Like European bees, sugarbag bees live in colonies and produce honey from nectar.
But unlike their northern counterparts, Australian native bees are stingless, making harvesting simple for the well-trained eye.
Peter Parlow is a Waanyi Garawa man living in Camooweal in remote north-west Queensland, 190km north-west of Mount Isa.
Mr Parlow is a bush tucker and medicine man, and knows what to look for when hunting for sugarbags.
“We look for a hollow tree and if you see a bee coming out, then you’ve got your sugarbag,” he said
Stingless bees are often mistaken for flies because they are mostly black and similar in size.
“But you don’t have many flies coming out of trees,” Mr Parlow said.
“So, if you think you see [a fly coming out of a tree], that’s a sugarbag bee.”
Once a sugarbag hive has been located, it is important to slice down the trunk rather than across it.
“If you cut him right, it won’t spill out,” Mr Parlow said.
“You can eat it straight from the tree, or use it to make yellow cordial or have it on toast.”
Honey has similar properties to manuka
Bee researcher Tobias Smith said there were about 600 species of stingless bees globally, and 11 in Australia.
“There are two groups of stingless bees in Australia — the tetragonula bees on the coast and the inland austroplebeia,” he said.
“Stingless bees are found in a lot of tropical and sub-tropical parts of Australia [including] New South Wales, Queensland, the Northern Territory and Western Australia.
“They’re generalist foragers and go to all sorts of different plants for pollen and nectar.
“With stingless bee [hives] there are no hexagonal combs, and [sugarbag honey] is not pale like with European honeybees. It’s much darker and brown and rich.”
Dr Smith said it was difficult to describe the taste of sugarbag honey.
“It varies quite widely. I would say no two hives are exactly the same, but it’s always fantastic.
“Tetragonula bees, which are more coastal, store their honey in pots made of resin and wax, so you get the flavour of the resin … which is often a sharp citrus, tangy flavour.
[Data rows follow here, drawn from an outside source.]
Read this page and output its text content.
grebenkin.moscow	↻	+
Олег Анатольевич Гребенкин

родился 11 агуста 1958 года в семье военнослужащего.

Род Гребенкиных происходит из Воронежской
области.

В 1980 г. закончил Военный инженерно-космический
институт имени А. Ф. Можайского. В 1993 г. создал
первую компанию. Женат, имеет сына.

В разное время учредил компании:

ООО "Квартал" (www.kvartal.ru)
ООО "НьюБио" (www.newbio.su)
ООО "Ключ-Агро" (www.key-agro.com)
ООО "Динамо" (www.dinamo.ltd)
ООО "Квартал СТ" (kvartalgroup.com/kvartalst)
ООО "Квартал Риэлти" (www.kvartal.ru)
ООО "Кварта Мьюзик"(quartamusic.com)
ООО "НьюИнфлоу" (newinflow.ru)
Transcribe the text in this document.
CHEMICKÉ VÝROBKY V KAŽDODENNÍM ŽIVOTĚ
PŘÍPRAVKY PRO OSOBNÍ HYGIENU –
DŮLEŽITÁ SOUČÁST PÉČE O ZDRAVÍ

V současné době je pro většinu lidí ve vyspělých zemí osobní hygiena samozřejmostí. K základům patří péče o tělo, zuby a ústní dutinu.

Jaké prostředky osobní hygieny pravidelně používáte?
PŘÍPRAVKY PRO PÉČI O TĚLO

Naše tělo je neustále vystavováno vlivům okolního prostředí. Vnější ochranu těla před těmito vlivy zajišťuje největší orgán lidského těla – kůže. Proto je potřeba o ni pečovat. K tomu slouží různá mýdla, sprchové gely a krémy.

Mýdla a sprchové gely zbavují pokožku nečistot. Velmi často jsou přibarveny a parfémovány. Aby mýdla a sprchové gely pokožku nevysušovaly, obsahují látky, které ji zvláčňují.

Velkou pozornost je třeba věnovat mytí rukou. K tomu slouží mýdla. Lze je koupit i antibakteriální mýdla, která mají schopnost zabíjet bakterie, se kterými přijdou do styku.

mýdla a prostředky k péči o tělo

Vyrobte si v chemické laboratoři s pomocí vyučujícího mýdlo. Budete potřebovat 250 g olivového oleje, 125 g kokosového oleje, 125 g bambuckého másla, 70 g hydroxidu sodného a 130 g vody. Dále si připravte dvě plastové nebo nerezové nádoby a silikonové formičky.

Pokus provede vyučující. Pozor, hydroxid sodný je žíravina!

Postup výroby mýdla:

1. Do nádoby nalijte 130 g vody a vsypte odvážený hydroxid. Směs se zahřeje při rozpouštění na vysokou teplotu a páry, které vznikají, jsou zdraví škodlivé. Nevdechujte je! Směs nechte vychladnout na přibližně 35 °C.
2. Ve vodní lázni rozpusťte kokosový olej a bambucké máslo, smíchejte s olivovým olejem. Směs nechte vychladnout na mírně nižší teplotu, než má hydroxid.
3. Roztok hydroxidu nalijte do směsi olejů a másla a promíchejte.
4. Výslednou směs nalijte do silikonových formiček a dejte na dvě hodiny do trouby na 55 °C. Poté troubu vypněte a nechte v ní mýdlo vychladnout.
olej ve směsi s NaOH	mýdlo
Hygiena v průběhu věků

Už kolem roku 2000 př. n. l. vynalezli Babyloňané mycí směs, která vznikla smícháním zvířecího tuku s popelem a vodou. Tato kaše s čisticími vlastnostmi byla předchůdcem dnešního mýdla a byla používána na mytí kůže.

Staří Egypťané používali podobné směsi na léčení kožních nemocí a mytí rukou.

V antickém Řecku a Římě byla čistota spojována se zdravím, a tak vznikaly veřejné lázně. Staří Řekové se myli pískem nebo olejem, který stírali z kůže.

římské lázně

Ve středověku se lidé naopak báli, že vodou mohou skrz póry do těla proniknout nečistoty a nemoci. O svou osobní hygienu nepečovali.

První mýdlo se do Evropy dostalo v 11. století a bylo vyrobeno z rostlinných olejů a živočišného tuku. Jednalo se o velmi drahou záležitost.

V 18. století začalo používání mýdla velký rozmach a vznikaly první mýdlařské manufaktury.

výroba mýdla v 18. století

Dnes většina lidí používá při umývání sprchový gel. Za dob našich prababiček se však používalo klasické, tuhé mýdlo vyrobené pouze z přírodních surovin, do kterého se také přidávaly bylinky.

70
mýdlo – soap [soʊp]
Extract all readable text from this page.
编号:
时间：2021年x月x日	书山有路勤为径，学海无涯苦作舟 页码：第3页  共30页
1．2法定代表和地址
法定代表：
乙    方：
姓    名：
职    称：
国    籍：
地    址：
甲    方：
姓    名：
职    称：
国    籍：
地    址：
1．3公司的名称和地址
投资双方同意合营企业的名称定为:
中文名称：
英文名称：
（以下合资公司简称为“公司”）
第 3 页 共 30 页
“The austroplebeia bees make their honey pots more out of wax, which doesn’t have a strong flavour, and their honey tastes more like the European honeybee.”
Dr Smith said sugarbag honey also had medicinal qualities.
“We now know that stingless bee honey does have strong anti-microbial qualities, similar and in some cases much better than what we recognise in manuka honey.
“Trials haven’t been done in human health yet, [but] if this work continues to be done we may well see medical industries jumping on stingless bee honey just as they’ve jumped on manuka honey.”
There is a growing commercial market for Australian stingless bee honey, according to Dr Smith.
“There’s high demand for it, because not much of it is produced, and it attracts a high price when it is sold,” he said.
“It ranges between about $150 and $250 a kilo.”
But he said commercialisation was not without its challenges.
“If a European honeybee keeper has a good year, they might get 40 or 50 litres of honey from one hive … [but] with stingless bees they might get about 1 litre.”
Unlike harvesting from a commercial or hobby hive, taking honey from a native sugarbag hive often means the entire colony is destroyed.
But Dr Smith said land clearing, rather than traditional hunting, was the biggest threat to native bee colonies.
He said sugarbag hunting had a minor impact on the overall population of Australian sugarbag bees and the skill should be preserved.
“What a shame it would be to stop having this practice, this culture, that’s been going on for thousands of years and is probably one of the longest honey cultures of the world,” he said.